In order to migrate from oil in place to recoverable resources/reserves, a ‘recovery factor’ (Rf) must be applied. Typical recovery factors for oil fields can range from between 10% and 60%, with the wide variance being explained by the differing fluid and reservoir characteristics within different accumulations.
Remember: 'reserves' are commercial and have been appraised, while 'resources' (whether contingent or prospective) require more work to be considered as commercial, and STOIIP is even more uncertain.
So what’s the problem?
From an investor’s perspective, this is a challenging time as it’s often the stage at which an inaccurate description or an unbalanced representation of the data/interpretation introduces uncertainty. This naturally makes it harder to decipher the significance of an announcement and also, therefore, to make a subsequent adequately informed investment decision.
Petroleum Resources Management System
Prospect and leads
The ‘chance of success’
Example “1 in 10” chance of success calculation for XYZ exploration prospect:
GCoS = P(Source) x P(Seal) x P(Reservoir) x P(Trap) x P(Migration)
GCoS = 0.6 x 0.65 x 0.65 x 0.65 x 0.6
GCoS = 10%
The CoS percentage is not only important from a conceptual perspective, it is also used during the process of prospect ranking, i.e. when trying to decide which prospects to drill within a portfolio.
In the same regard, another measure that helps the exploration drilling decision-making process is the calculation of what is called the ‘Expected Monetary Value’, or EMV of a prospect. All else being equal, prospects that have the highest EMVs usually become the focus of future exploration drilling.
Expected Monetary Value (EMV)
A prospect EMV is defined as: EMV = (NPV x GCoS) – (DHC x 1-GCoS), where DHC is the ‘dry hole cost’ of drilling the well. It is essentially a prospect’s NPV risked for exploration drilling capex and is one of the industry standard approaches for prospect ranking and risk assessment.
Oil and Gas units
In a nutshell: oil is measured in barrels (bbl) and gas is measured in cubic feet (cf), so far so good, but what is a ‘barrel of oil equivalent’ (boe)?
It is common, but not always good practice, to covert volumes of gas into equivalent volumes of oil so as to enable a more straightforward comparison between oil and gas volumes. The ‘gas conversion factor’ is roughly 5.6, which means in order to show volumes of gas in oil terms, you simply divide by 5.6.
Oil to Gas
- 1 bbl = 5,600cf
- 1 MMbbls = 5.6Bcf
- 100MMbbls = 560Bcf = 0.56Tcf
- 1,000MMbbls = 1Bnbbls = 5.6Tcf
Gas to Oil equivalent (divide by 5.6)
- 300Bcf = 53.6MMboe
- 3Tcf = 536MMboe
- 30Tcf = 5.36Bnboe
Reserves are the best, followed by contingent resources and then prospective resources. Some companies don’t always present a consistent description of the resources (or the associated risks) that comprise their ‘assets’ and so it is imperative to establish exactly what it is that you’re assessing!

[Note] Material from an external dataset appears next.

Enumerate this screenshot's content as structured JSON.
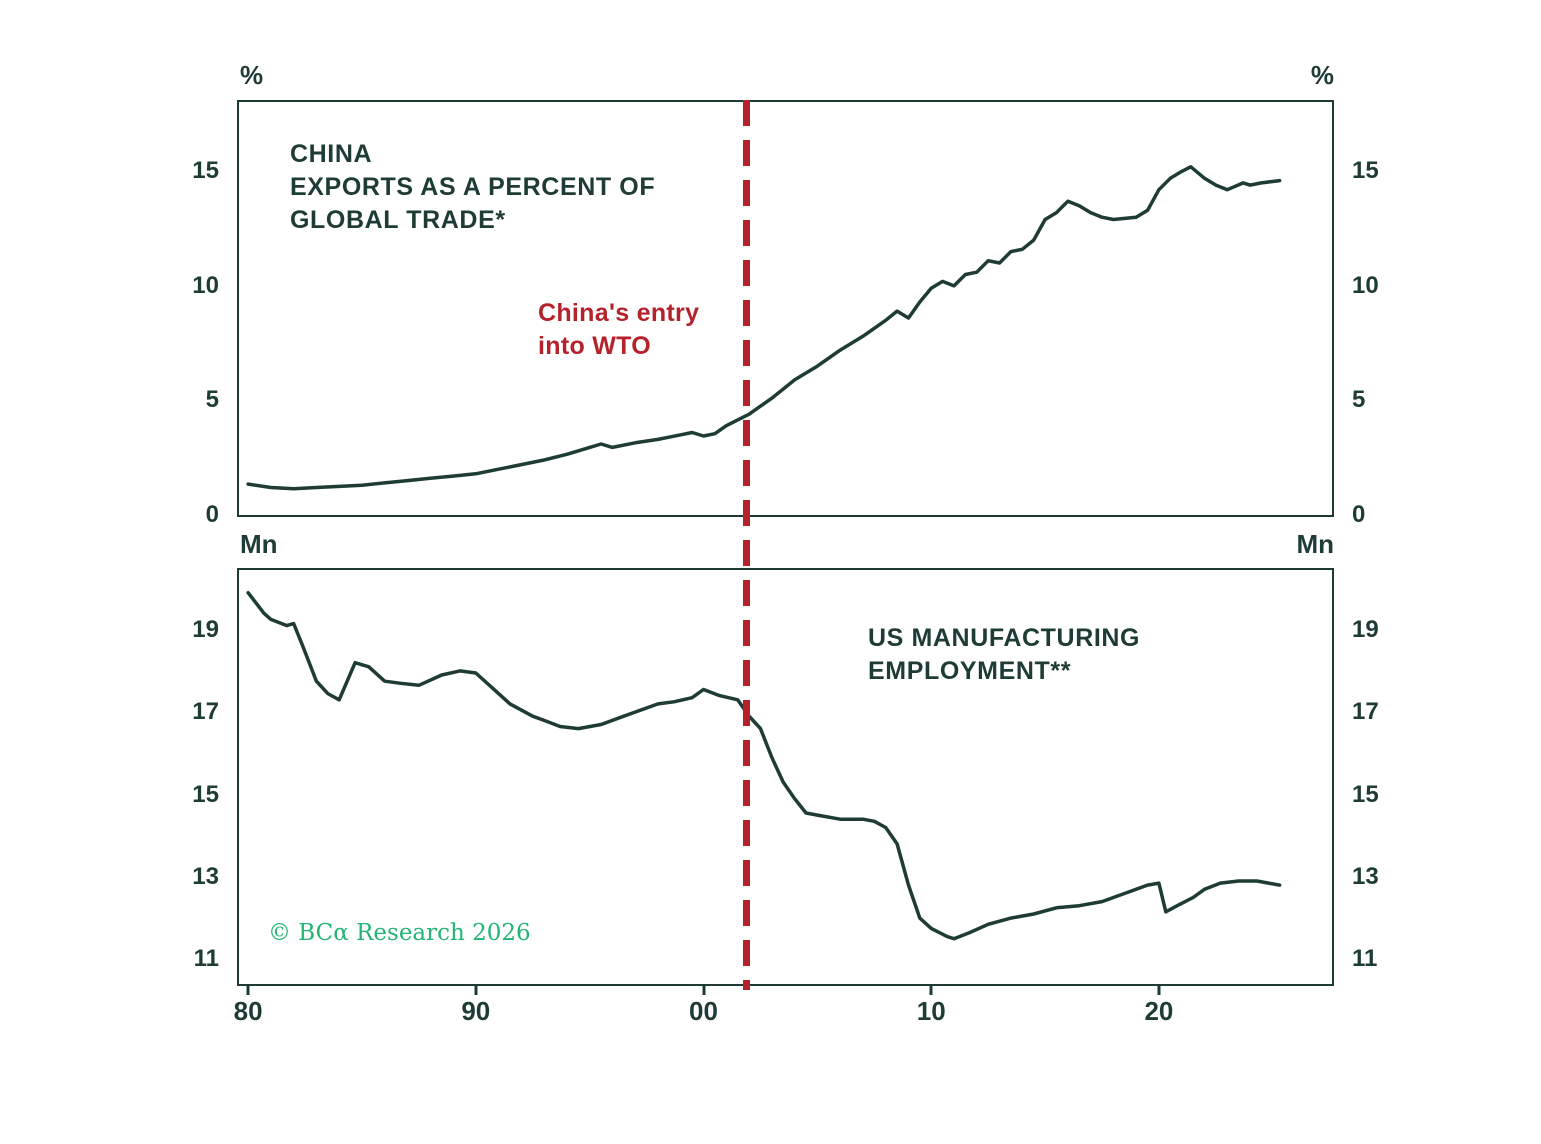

Whether a misrepresentation occurs by design, incompetence or simply by mistake, from a prospective investor’s perspective, it is critical to know the difference between reserves, contingent resources, prospective resources, in-place resources, prospects, leads and why you need a recovery factor, what the appropriate units are and how geological risks are determined and applied.

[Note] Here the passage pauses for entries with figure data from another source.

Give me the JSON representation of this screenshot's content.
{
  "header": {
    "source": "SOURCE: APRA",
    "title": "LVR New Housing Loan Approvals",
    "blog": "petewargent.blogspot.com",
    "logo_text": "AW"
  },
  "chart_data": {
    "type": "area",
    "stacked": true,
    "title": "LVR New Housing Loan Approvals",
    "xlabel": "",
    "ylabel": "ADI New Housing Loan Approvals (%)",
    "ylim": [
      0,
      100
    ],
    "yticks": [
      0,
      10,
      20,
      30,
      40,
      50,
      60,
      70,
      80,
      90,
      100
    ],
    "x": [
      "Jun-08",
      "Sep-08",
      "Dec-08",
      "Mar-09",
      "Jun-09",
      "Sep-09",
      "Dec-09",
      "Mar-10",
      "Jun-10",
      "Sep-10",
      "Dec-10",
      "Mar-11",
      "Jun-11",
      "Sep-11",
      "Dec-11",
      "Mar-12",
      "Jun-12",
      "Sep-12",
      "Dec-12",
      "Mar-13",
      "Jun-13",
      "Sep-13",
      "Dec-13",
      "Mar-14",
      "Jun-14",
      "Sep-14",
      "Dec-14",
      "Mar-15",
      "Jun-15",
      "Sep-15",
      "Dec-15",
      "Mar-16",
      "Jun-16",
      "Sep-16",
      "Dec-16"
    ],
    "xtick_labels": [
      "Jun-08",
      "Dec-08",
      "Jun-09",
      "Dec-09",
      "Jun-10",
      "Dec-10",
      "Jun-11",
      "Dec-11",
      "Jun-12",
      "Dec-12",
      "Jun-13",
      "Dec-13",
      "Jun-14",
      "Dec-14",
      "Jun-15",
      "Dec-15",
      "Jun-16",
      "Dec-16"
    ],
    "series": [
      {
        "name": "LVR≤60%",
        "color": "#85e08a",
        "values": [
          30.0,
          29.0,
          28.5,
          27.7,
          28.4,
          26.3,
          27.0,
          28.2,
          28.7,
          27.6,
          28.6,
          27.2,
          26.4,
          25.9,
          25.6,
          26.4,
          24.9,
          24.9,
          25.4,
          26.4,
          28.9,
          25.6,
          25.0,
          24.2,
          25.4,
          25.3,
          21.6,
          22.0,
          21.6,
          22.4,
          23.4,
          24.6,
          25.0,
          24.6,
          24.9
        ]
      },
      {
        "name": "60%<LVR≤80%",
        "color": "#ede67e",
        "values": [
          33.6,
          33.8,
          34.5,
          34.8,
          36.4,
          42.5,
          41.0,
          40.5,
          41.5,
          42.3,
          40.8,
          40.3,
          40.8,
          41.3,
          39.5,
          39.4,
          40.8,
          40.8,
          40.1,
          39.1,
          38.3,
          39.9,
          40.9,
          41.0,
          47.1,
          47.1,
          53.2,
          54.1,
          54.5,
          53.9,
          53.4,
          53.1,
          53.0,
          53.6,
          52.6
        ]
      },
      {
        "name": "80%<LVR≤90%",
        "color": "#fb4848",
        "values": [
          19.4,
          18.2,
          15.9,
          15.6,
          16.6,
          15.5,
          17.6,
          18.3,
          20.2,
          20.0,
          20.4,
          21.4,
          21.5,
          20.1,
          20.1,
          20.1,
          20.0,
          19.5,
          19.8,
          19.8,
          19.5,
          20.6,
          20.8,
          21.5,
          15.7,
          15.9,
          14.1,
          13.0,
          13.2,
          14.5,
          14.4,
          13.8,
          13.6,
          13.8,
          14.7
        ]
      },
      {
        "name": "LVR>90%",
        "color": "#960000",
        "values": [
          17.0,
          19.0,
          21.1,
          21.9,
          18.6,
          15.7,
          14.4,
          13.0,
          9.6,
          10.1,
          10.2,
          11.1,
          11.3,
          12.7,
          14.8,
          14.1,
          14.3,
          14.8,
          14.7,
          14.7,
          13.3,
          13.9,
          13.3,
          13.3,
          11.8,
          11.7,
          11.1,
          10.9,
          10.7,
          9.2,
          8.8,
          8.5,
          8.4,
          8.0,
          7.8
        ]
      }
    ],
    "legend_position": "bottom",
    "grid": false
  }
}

Red flags should start to appear if you read company statements that make overly bullish references to gross unrisked STOIIP (in-place) volumes, or talk disproportionately positively about the P10 prospective resource potential upside of their acreage.
There are well over 100 listed E&P companies on the LSE, so there is naturally significant variability in the manner and quality in which they present the data that lies at the heart of their businesses. Knowing precisely what is being described and being able to filter out those that do not present it to a high enough standard is therefore of paramount importance. Forearmed is forewarned!